The primary sensors for AI Motive are cameras — “vision first” — as is the case with Mobile Eye and Tesla. The other philosophical camp uses Lidar as the primary display. They focus on vision first because it emulates human reactions. However, “Lidar system can drive places that are not yet mapped,” Zhao said. So, although video cameras are AI Motive’s primary sensor, the company also use radar and Lidar. But, perhaps surprisingly given all the Lidar sensors on the show floor, Lidar is not available for commercial implementation yet. Putting the input from all of these sources together is called “sensor data fusion.” AI Motive’s approach fuses data early in the process.

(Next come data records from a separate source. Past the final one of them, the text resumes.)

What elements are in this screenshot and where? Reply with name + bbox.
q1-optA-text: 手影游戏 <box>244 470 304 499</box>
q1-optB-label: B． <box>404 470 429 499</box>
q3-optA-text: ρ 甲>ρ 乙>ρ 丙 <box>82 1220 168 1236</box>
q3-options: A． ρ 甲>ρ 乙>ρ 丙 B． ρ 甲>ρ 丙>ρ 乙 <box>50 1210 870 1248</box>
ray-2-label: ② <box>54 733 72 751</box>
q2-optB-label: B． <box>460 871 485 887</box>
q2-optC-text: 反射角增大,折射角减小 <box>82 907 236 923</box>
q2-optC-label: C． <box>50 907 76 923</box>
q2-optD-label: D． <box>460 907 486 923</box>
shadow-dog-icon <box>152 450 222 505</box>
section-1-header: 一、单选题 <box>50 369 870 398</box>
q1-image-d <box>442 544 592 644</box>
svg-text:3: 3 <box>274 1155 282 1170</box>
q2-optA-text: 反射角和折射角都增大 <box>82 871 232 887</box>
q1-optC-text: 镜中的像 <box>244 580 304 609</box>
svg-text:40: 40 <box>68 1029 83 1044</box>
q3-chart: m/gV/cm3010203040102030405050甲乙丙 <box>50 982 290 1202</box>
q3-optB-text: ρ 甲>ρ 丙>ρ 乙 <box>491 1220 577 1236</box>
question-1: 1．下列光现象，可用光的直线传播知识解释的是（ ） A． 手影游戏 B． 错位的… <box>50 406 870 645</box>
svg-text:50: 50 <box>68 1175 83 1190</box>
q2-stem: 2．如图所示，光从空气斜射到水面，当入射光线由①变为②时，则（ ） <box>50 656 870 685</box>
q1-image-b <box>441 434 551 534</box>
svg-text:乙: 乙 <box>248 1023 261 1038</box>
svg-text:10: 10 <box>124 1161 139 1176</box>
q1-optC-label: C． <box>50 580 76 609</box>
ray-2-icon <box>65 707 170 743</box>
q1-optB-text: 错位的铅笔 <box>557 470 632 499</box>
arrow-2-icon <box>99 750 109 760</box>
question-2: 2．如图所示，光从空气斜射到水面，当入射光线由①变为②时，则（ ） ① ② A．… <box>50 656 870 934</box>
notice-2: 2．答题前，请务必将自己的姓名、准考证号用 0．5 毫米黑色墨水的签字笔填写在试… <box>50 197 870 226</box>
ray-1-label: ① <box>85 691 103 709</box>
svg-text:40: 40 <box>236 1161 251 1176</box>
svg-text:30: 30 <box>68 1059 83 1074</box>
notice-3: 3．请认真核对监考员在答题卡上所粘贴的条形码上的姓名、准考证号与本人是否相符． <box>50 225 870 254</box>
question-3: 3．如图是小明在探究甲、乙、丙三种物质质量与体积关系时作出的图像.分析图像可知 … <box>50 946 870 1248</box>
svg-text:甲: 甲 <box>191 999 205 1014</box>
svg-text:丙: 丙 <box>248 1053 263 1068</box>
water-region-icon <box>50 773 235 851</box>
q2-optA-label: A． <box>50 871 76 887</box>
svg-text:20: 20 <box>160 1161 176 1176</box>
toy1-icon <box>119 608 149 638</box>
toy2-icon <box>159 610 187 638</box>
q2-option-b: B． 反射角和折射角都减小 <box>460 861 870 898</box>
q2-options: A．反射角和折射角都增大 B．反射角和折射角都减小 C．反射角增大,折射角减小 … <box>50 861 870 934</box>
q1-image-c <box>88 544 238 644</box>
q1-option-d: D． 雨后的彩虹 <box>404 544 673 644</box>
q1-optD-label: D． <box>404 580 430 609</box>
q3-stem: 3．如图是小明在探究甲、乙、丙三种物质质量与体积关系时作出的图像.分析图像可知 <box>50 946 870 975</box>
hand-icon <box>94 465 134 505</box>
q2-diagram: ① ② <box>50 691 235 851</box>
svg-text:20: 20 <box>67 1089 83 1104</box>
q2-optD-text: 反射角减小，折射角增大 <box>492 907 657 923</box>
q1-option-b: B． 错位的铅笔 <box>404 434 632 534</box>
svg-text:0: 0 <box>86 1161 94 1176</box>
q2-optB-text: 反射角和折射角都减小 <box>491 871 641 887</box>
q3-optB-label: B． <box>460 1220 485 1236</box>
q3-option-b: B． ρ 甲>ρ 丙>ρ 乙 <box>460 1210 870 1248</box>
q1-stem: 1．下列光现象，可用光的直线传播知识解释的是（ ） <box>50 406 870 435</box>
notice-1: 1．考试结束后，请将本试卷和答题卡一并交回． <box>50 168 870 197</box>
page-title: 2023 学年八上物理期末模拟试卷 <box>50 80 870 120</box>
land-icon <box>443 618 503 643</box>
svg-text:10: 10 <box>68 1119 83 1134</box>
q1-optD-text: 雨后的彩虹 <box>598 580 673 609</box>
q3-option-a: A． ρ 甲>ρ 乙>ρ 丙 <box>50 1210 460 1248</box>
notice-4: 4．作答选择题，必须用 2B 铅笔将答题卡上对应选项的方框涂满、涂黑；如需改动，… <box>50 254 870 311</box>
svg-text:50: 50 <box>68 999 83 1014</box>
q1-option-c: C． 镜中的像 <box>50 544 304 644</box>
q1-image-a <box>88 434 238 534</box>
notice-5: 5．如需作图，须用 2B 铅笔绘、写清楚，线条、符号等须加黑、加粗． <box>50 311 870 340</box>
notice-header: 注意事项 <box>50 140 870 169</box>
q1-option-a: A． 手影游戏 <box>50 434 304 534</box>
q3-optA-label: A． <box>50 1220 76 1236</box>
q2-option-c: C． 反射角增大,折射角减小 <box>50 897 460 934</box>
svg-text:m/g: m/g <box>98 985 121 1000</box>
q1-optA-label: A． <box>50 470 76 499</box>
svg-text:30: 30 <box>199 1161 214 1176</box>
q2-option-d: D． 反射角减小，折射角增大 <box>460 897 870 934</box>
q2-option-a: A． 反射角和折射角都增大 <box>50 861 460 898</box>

The company’s neural networks have been trained to recognize over 100 categories of objects (such as dogs, pedestrians, vehicles), with more to come. Training occurs over millions of miles of “driving,” most of which are provided by simulated driving data.

Quanergy PrototypeConcept headlight cluster with integrated Quanergy Lidar sensor. Anticipated deployment: 2025. (Photo: Ken Werner)

Lidar-sensor-maker Quanergy will have sensor available for customers “perhaps by the end of this year.” When systems will be available to OEMs depends on how long it takes Quanergy’s customers to integrate their systems. Quanergy showed a concept of one of its Lidar sensors integrated into a headlamp cluster. Target introduction is 2025.

Velodyne, perhaps the largest maker of Lidar sensors, is ready to ramp up production of its Model VLP32 now. Ford plans to introduce a Lidar-based system in the 2020-21 time frame. In a large booth, Ford was showing its I.D. concept car, which is electrically powered, fully connected, and contains Velodyne Lidar sensors.

Ford dev vehicle with Lidar SensorFord developmental autonomous vehicle with Velodyne scanning Lidar sensor. (Photo: Ken Werner)

ZF was demonstrating its X2Safe cloud-based predictive AI system, which the company is developing along with vehicle OEMs and a cell-phone provider. The system tracks the positions vehicles and (through their cell phones) pedestrians and cyclists. Objects are identified as vehicles, pedestrians, etc. by their movement patterns. Conflicting vehicles and people communicate with the cloud, not with each other. Data is acted on in the cloud and appropriate commands or warnings are sent to the conflicting objects. Then, the system deletes the data. X2Safe has been real-world tested on Los Angeles streets.

ZF X2Safe DemoZF’s X2Safe system identifies imminent collisions without local sensors. (Photo: Ken Werner).